HB BRÜSSEL. Die Regierung habe schriftlich zugesagt, dass es bei den Krediten keine Auflagen zum Ort der Produktion oder einer Bevorzugung französischer Zulieferer gebe, teilte die Kommission am Samstag in Brüssel mit. "Es war wichtig für die Kommission, alle Unklarheiten in diesem Fall auszuräumen, weil Europa einen Rückfall in Protektionismus mit seinen negativen Folgen für die Beschäftigung vermeiden muss", erklärte EU-Wettbewerbskommissarin Neelie Kroes.

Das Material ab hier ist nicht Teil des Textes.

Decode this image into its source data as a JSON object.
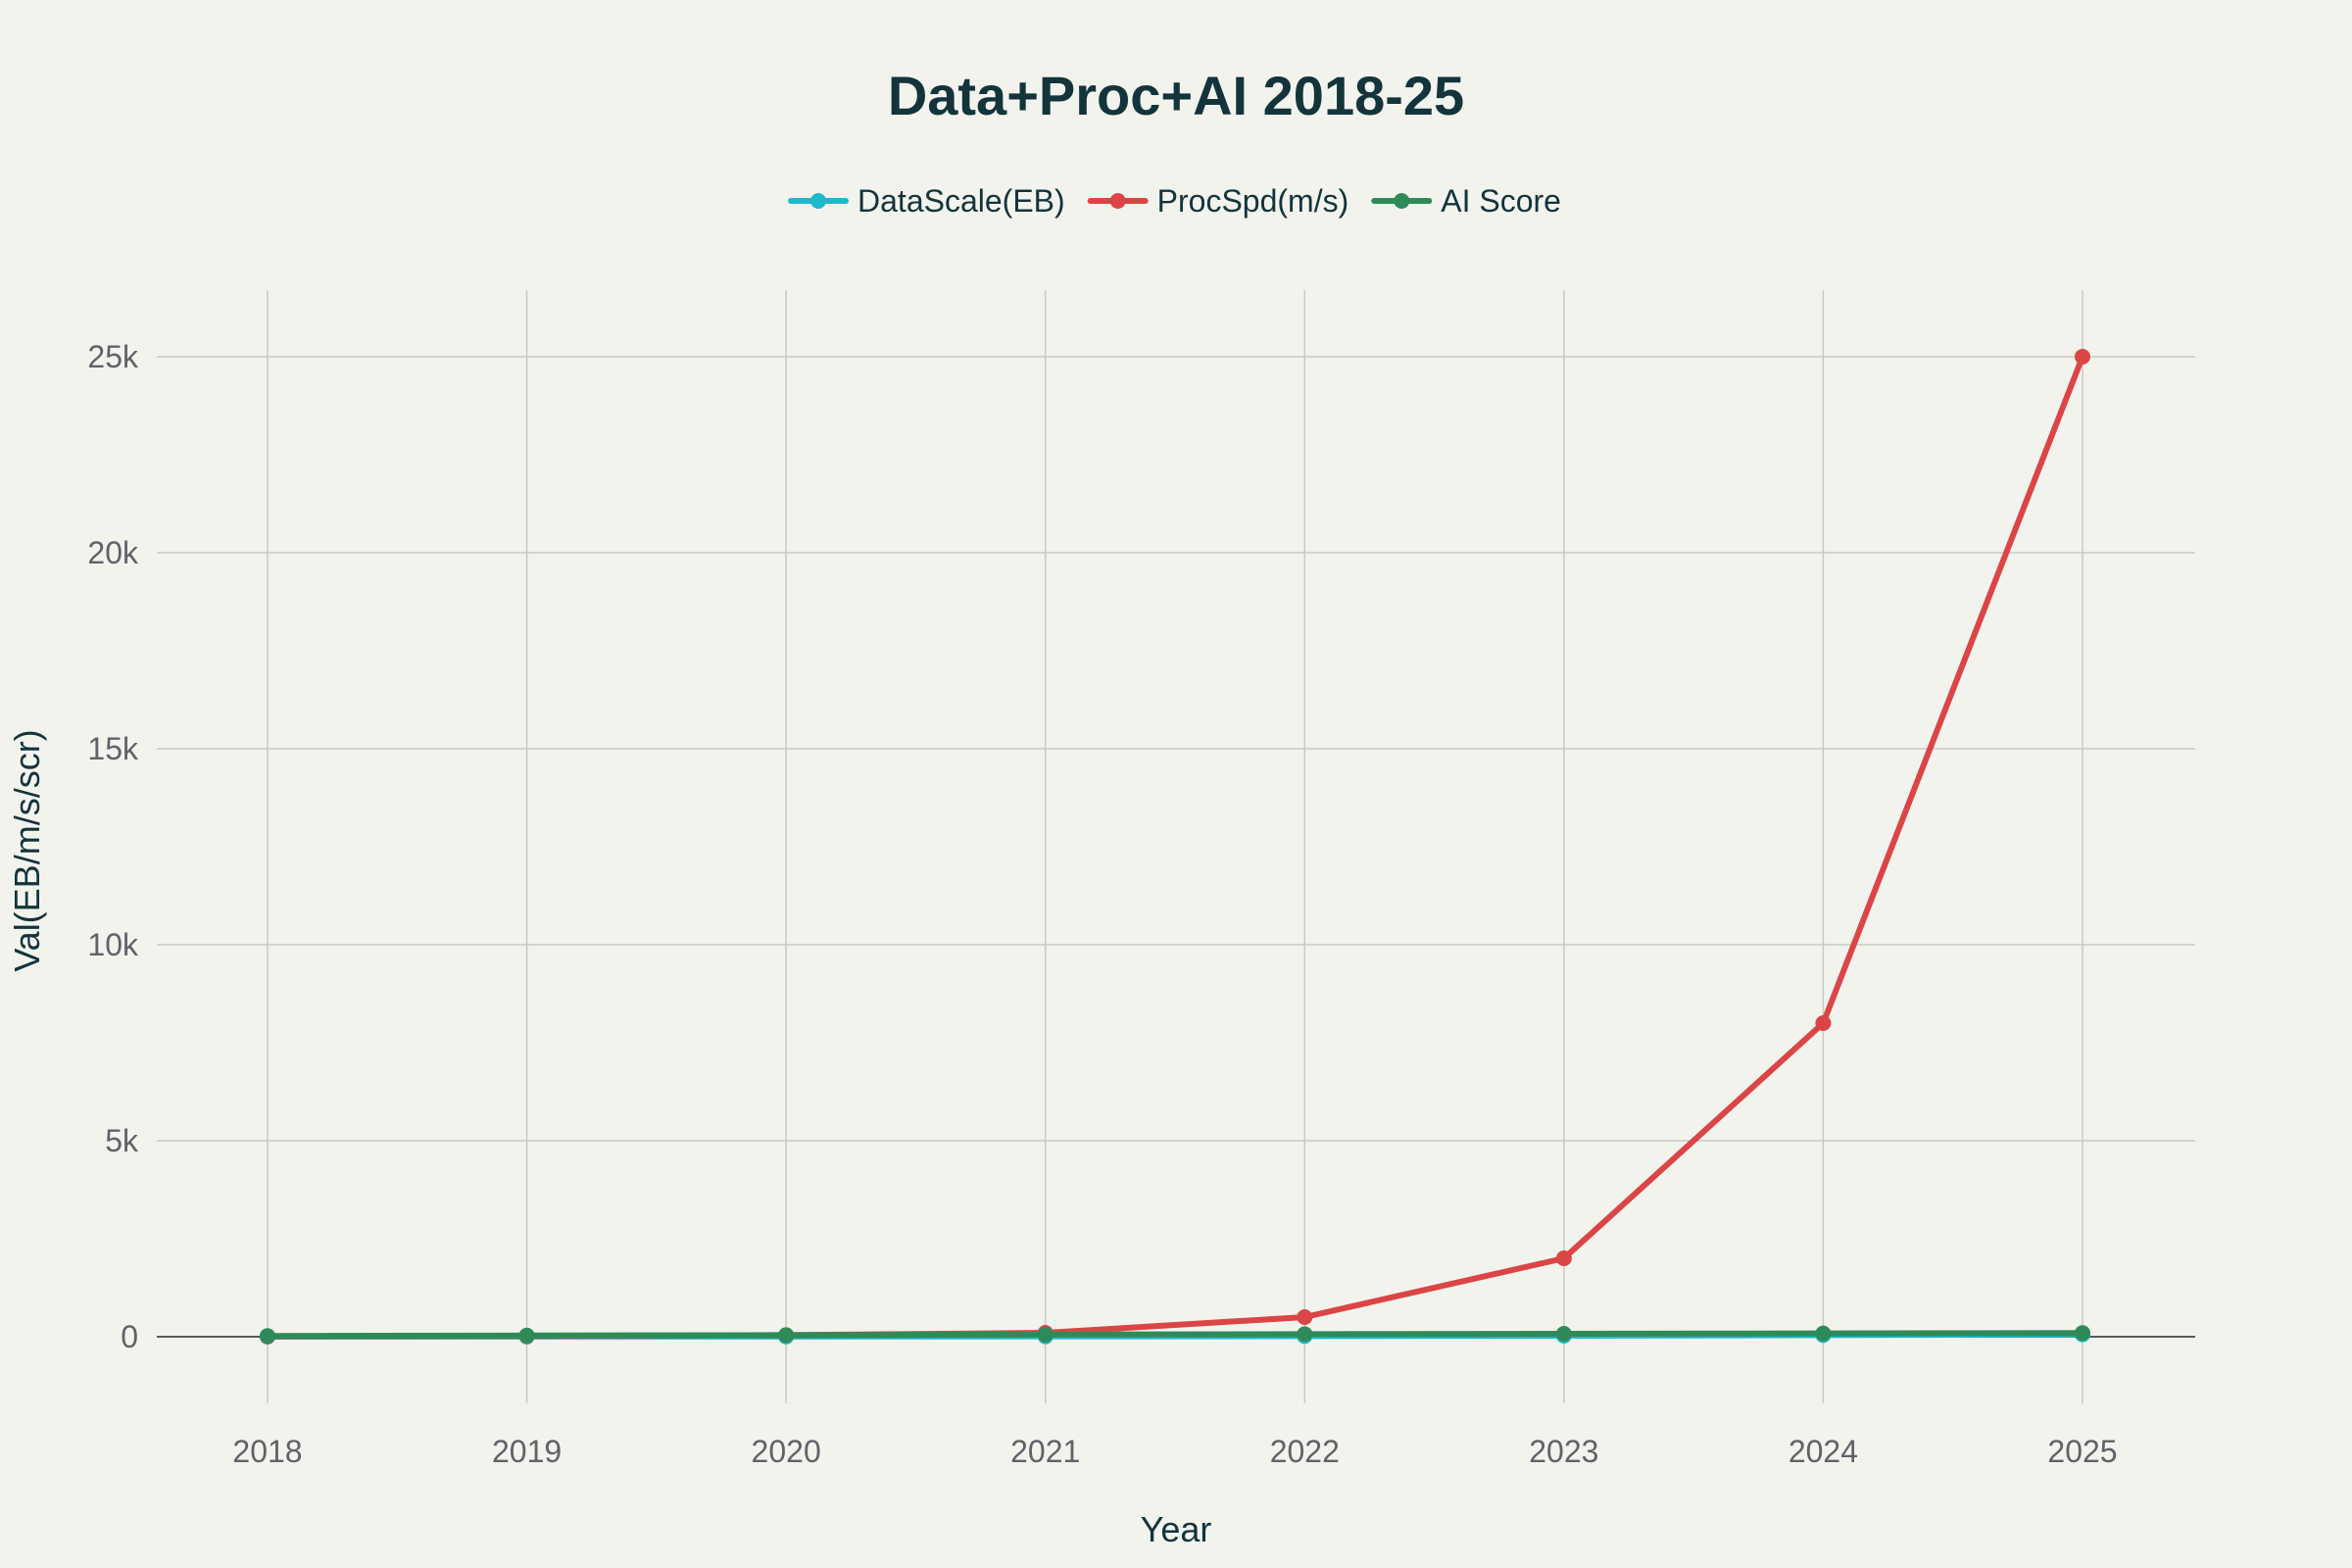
{
  "chart_data": {
    "type": "line",
    "title": "Data+Proc+AI 2018-25",
    "xlabel": "Year",
    "ylabel": "Val(EB/m/s/scr)",
    "x": [
      "2018",
      "2019",
      "2020",
      "2021",
      "2022",
      "2023",
      "2024",
      "2025"
    ],
    "ylim": [
      -1700,
      26700
    ],
    "y_ticks": [
      0,
      5000,
      10000,
      15000,
      20000,
      25000
    ],
    "y_tick_labels": [
      "0",
      "5k",
      "10k",
      "15k",
      "20k",
      "25k"
    ],
    "grid": true,
    "legend_position": "top-center",
    "series": [
      {
        "name": "DataScale(EB)",
        "color": "#1fb8cd",
        "values": [
          1,
          2,
          4,
          8,
          15,
          25,
          40,
          60
        ]
      },
      {
        "name": "ProcSpd(m/s)",
        "color": "#db4545",
        "values": [
          10,
          20,
          40,
          100,
          500,
          2000,
          8000,
          25000
        ]
      },
      {
        "name": "AI Score",
        "color": "#2e8b57",
        "values": [
          20,
          30,
          40,
          55,
          65,
          75,
          85,
          95
        ]
      }
    ]
  }
}
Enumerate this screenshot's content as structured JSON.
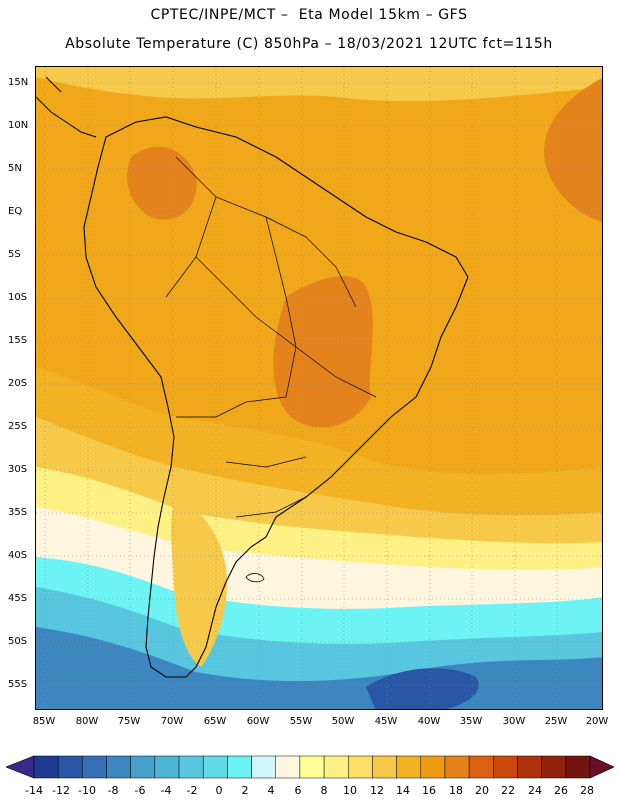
{
  "header": {
    "line1": "CPTEC/INPE/MCT –  Eta Model 15km – GFS",
    "line2": "Absolute Temperature (C) 850hPa – 18/03/2021 12UTC fct=115h"
  },
  "map": {
    "lat_labels": [
      "15N",
      "10N",
      "5N",
      "EQ",
      "5S",
      "10S",
      "15S",
      "20S",
      "25S",
      "30S",
      "35S",
      "40S",
      "45S",
      "50S",
      "55S"
    ],
    "lon_labels": [
      "85W",
      "80W",
      "75W",
      "70W",
      "65W",
      "60W",
      "55W",
      "50W",
      "45W",
      "40W",
      "35W",
      "30W",
      "25W",
      "20W"
    ]
  },
  "colorbar": {
    "labels": [
      "-14",
      "-12",
      "-10",
      "-8",
      "-6",
      "-4",
      "-2",
      "0",
      "2",
      "4",
      "6",
      "8",
      "10",
      "12",
      "14",
      "16",
      "18",
      "20",
      "22",
      "24",
      "26",
      "28"
    ],
    "colors": [
      "#1f3a93",
      "#2a56a6",
      "#3570b4",
      "#3d87c0",
      "#46a0cc",
      "#4fb5d5",
      "#57c6de",
      "#62dbe6",
      "#6df3f3",
      "#d2f7fb",
      "#fff6e0",
      "#ffff99",
      "#fdf084",
      "#fbdf66",
      "#f6c94a",
      "#f2b223",
      "#ee9c13",
      "#e4821b",
      "#dc6112",
      "#c9480e",
      "#b0320d",
      "#8f230c",
      "#721410"
    ],
    "left_cap_color": "#3b2a8a",
    "right_cap_color": "#6b0e2a"
  }
}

Die beiden großen französischen Autoproduzenten hatten Anfang Februar jeweils drei Mrd. Euro staatlich vergünstigte Kredite erhalten gegen die Zusage, während der fünfjährigen Laufzeit keine Standorte in Frankreich zu schließen. Präsident Nicolas Sarkozy hatte die Firmen außerdem aufgefordert, nur bei Zulieferern im Heimatland zu kaufen, da sie die Hilfe des französischen Staates in Anspruch nähmen. Deutschland, Tschechien und Schweden hatten Frankreich vor Protektionismus gewarnt. Die Kommission hatte die Klausel als Verstoß gegen die EU-Binnenmarktregeln des freien Kapitalverkehrs bewertet. Die Protokolle, in der die Unternehmen den Schutz heimischer Arbeitsplätze versprechen mussten, betrachtet Frankreich einem EU-Diplomaten zufolge als nicht mehr wichtig. Gleichwohl wüssten die Autokonzerne, was die Regierung von ihnen erwartet.

In einem Brief habe Industrie-Staatssekretär Luc Chatel jetzt zugesagt, dass die staatliche Hilfe die Freizügigkeit der Firmen, ihre Produktion an künftige Entwicklungen anzupassen, nicht beschränken werde. Die Kommission werde sehr genau darauf achten, dass die Verpflichtung eingehalten werde, erklärte Kroes.